Vingt centrales nucléaires d’Europe de l’Est sont historiquement restées dépendantes de l’approvisionnement russe en assemblages de combustible nucléaire VVER (Водо-Водяной Энергетический Реактор, réacteur de puissance à caloporteur et modérateur eau) produits par Rosatom 30. La société américaine Westinghouse a été en mesure de reproduire la conception de ces assemblages et de proposer une alternative 31. Elle fournit actuellement du combustible aux centrales nucléaires ukrainiennes et a signé des contrats pour des livraisons futures à la Tchéquie, à la Bulgarie, à la Finlande et à la Slovaquie. Le français Framatome cherche également à développer ses propres modèles de combustible VVER, mais le processus risque d’être long 32. Il existe donc des alternatives aux assemblages combustibles russes et l’augmentation progressive de leur utilisation permettra de réduire la dépendance.

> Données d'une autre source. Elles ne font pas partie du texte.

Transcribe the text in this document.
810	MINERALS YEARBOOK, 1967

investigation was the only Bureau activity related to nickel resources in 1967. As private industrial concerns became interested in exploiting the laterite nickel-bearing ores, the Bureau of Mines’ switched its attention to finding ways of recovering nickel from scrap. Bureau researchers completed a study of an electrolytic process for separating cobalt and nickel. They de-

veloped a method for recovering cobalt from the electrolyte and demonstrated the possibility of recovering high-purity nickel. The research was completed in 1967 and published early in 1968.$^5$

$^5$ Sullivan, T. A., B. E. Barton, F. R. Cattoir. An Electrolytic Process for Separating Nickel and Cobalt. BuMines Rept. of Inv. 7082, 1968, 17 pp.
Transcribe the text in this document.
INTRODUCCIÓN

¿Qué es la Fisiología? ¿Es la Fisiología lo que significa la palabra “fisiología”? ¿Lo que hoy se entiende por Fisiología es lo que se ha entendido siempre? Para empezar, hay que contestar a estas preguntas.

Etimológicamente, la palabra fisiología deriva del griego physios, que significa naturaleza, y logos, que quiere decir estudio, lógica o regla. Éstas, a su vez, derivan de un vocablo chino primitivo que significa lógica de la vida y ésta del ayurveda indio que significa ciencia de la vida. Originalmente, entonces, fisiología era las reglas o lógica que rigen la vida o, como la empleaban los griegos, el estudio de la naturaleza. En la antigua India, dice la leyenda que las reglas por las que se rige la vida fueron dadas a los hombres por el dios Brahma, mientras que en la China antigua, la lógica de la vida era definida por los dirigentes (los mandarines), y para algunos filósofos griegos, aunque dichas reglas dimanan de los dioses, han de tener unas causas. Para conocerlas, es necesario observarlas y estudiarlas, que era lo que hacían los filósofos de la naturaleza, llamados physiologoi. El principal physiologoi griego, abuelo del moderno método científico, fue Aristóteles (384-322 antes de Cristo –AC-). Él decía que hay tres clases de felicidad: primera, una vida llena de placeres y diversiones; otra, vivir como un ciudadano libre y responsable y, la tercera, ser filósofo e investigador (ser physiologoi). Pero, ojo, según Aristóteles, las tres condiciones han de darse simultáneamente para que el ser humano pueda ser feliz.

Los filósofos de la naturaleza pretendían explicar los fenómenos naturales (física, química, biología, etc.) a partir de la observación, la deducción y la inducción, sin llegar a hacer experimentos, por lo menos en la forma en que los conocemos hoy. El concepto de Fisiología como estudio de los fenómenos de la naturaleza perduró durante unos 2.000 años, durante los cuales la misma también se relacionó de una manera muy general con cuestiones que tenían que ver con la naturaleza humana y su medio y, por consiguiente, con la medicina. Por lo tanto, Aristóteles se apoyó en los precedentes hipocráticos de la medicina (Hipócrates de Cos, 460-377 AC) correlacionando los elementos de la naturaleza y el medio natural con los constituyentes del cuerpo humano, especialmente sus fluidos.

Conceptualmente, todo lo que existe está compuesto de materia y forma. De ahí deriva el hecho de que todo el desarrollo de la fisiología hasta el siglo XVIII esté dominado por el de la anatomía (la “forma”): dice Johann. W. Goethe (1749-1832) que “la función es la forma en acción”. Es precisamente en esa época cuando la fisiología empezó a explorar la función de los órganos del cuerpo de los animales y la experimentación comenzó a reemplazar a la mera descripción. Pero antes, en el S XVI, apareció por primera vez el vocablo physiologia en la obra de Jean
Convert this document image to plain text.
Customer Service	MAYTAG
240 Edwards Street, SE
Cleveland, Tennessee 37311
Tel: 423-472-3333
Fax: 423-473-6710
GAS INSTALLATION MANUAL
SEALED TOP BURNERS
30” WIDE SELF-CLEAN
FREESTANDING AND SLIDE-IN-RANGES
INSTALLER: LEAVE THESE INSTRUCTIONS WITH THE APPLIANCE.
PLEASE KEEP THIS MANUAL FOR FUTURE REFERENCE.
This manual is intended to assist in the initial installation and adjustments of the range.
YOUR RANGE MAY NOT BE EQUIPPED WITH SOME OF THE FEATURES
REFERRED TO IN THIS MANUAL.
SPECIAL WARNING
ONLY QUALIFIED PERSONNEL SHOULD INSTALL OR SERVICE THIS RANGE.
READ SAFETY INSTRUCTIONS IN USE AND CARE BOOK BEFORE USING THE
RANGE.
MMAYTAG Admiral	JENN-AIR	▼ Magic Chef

L’Union doit réduire sa dépendance dans ce domaine, d’une part parce que le combustible nucléaire est un produit hautement stratégique et d’autre part parce que Rosatom est une entité publique qui commercialise un produit arsenalisable — comme Gazprom l’a fait avec le gaz naturel. Techniquement, l’Union peut se dissocier du combustible nucléaire russe et il n’y a aucune raison valable de retarder ce processus.
La Chambre des représentants des États-Unis a commencé à approuver une interdiction des importations d’uranium russe 33. Une semblable certitude politique à long terme concernant l’accès de la Russie aux marchés nucléaires européens stimulerait les efforts visant à renforcer les chaînes d’approvisionnement nucléaires en donnant des signaux aux investisseurs.
L’électricité
Avant l’invasion, les échanges d’électricité entre l’Union et la Russie étaient marginaux.
La capacité de transport est limitée à un interconnecteur en Finlande et à l’anneau dit BRELL 34 qui relie les États baltes, le Belarus et la Russie. Les importations finlandaises d’électricité depuis la Russie étaient de 600 millions d’euros au cours des 12 mois qui ont précédé l’invasion de l’Ukraine. Helsinki y a mis fin en juin 2022. Les États baltes prévoient quant à eux de se découpler complètement de l’anneau de BRELL d’ici 2025 35.
La finalisation du découplage des systèmes électriques ukrainien et moldave et leur intégration dans le système de l’Union ont également constitué un tournant important. Le processus d’intégration avait commencé avant l’invasion, mais l’Ukraine est parvenue à l’achever en mars 2023, alors que la plupart de ses actifs stratégiques électriques étaient pris pour cible par l’armée russe. Quelques heures après l’invasion, l’Ukraine a débranché son réseau électrique de l’ancien système soviétique, s’appuyant sur la possibilité d’échanger de l’électricité avec ses voisins européens pour amortir le choc. La synchronisation entre ce découplage de l’ancien système et l’intégration au réseau européen au début de l’invasion a largement reconfiguré le commerce de l’électricité. Là où les échanges de l’Ukraine avec la Russie et le Belarus — principalement des importations — sont tombés à zéro, le commerce avec l’Union a été utilisé pour équilibrer un système déstabilisé par la guerre, tantôt en exportant principalement vers la Pologne, tantôt en important principalement de la Slovaquie.